I was reading Fred Destin’s post on why entrepreneurs hate VCs, when a quote caught my eye: “Learning from mistakes is far less useful than emulating success.” It’s a message that 37Signals likes to harp on as well. I’d argue that you have an equal shot at learning from mistakes or successes, as long as you take the time to objectively dissect the facts.
However, all this misses the real point. No matter what you are learning from, the key is to correctly translate it to your new context.
People will preach, “this is what worked for me, so it will work for you.” Just don’t swallow it whole.
I don’t care what philosophy or framework you are interested in — whether the Blank/Ries lean startup approach or 37Signals ethos — don’t get religious. Tech startups share huge commonalities, yet the devil is in the details and you need to filter everything for your details — your team, your timing, your product, your competition, your market noise, your financial resources, etc.

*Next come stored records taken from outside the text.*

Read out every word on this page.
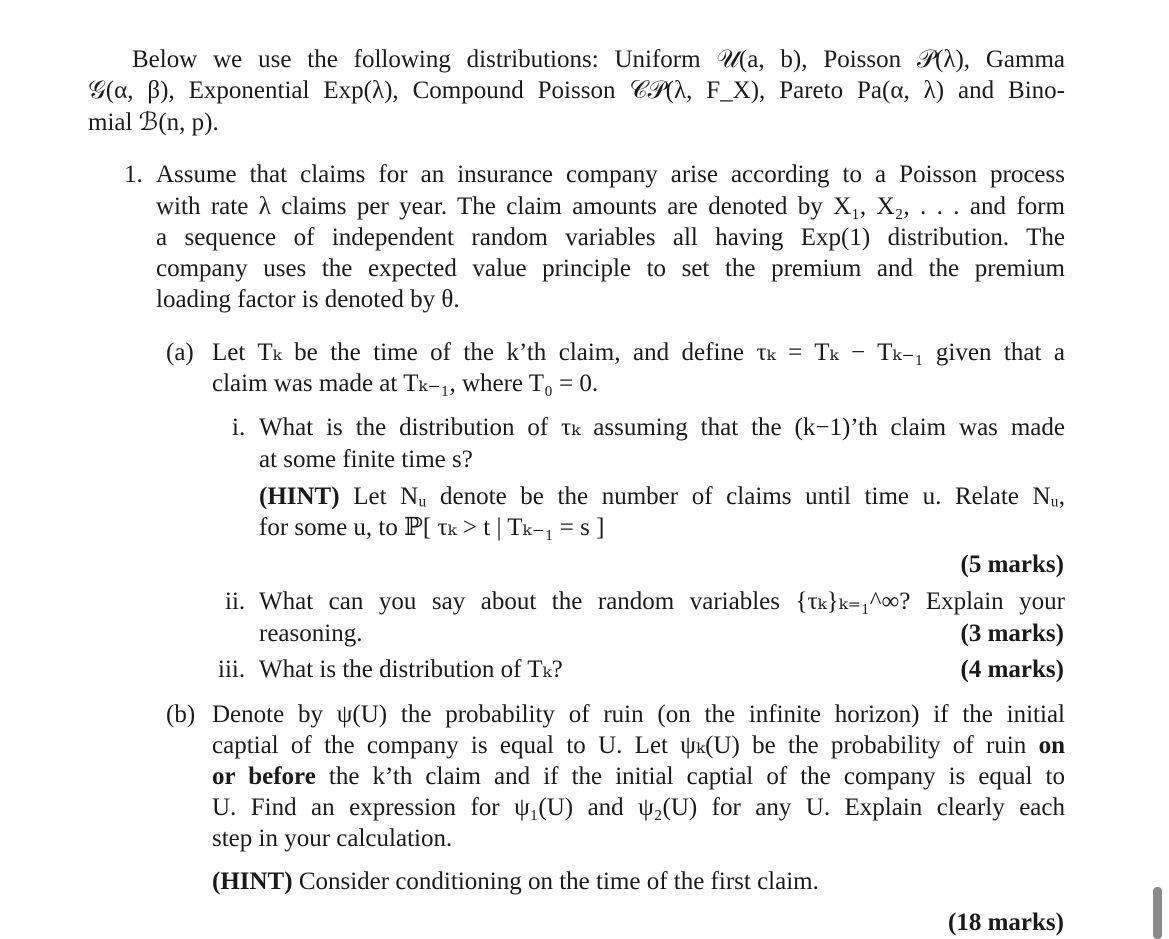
Below we use the following distributions: Uniform 𝒰(a, b), Poisson 𝒫(λ), Gamma
𝒢(α, β), Exponential Exp(λ), Compound Poisson 𝒞𝒫(λ, F_X), Pareto Pa(α, λ) and Bino-
mial ℬ(n, p).
1. Assume that claims for an insurance company arise according to a Poisson process
with rate λ claims per year. The claim amounts are denoted by X₁, X₂, . . . and form
a sequence of independent random variables all having Exp(1) distribution. The
company uses the expected value principle to set the premium and the premium
loading factor is denoted by θ.
(a) Let Tₖ be the time of the k’th claim, and define τₖ = Tₖ − Tₖ₋₁ given that a
claim was made at Tₖ₋₁, where T₀ = 0.
i. What is the distribution of τₖ assuming that the (k−1)’th claim was made
at some finite time s?
(HINT) Let Nᵤ denote be the number of claims until time u. Relate Nᵤ,
for some u, to ℙ[ τₖ > t | Tₖ₋₁ = s ]
(5 marks)
ii. What can you say about the random variables {τₖ}ₖ₌₁^∞? Explain your
reasoning.	(3 marks)
iii. What is the distribution of Tₖ?	(4 marks)
(b) Denote by ψ(U) the probability of ruin (on the infinite horizon) if the initial
captial of the company is equal to U. Let ψₖ(U) be the probability of ruin on
or before the k’th claim and if the initial captial of the company is equal to
U. Find an expression for ψ₁(U) and ψ₂(U) for any U. Explain clearly each
step in your calculation.
(HINT) Consider conditioning on the time of the first claim.
(18 marks)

When it comes to marketing, definitely study your and others’ successes, but remember that you are not alone. Lately, I’ve been looking at Mint.com’s trajectory, but so is everyone else (a VC friend of mine said he’s getting tired of hearing, “We’re the Mint.com of X”). Mint lived in its context. Some of their strategies will work for my startup, and some won’t. In my new context, I have to decide where copycat marketing noise will degrade effectiveness. (here’s a long post on tactics)
So two messages:
- It doesn’t matter whether you won or lost, don’t fight the last war.
- When you get a piece of advice, use your brain and make it your own.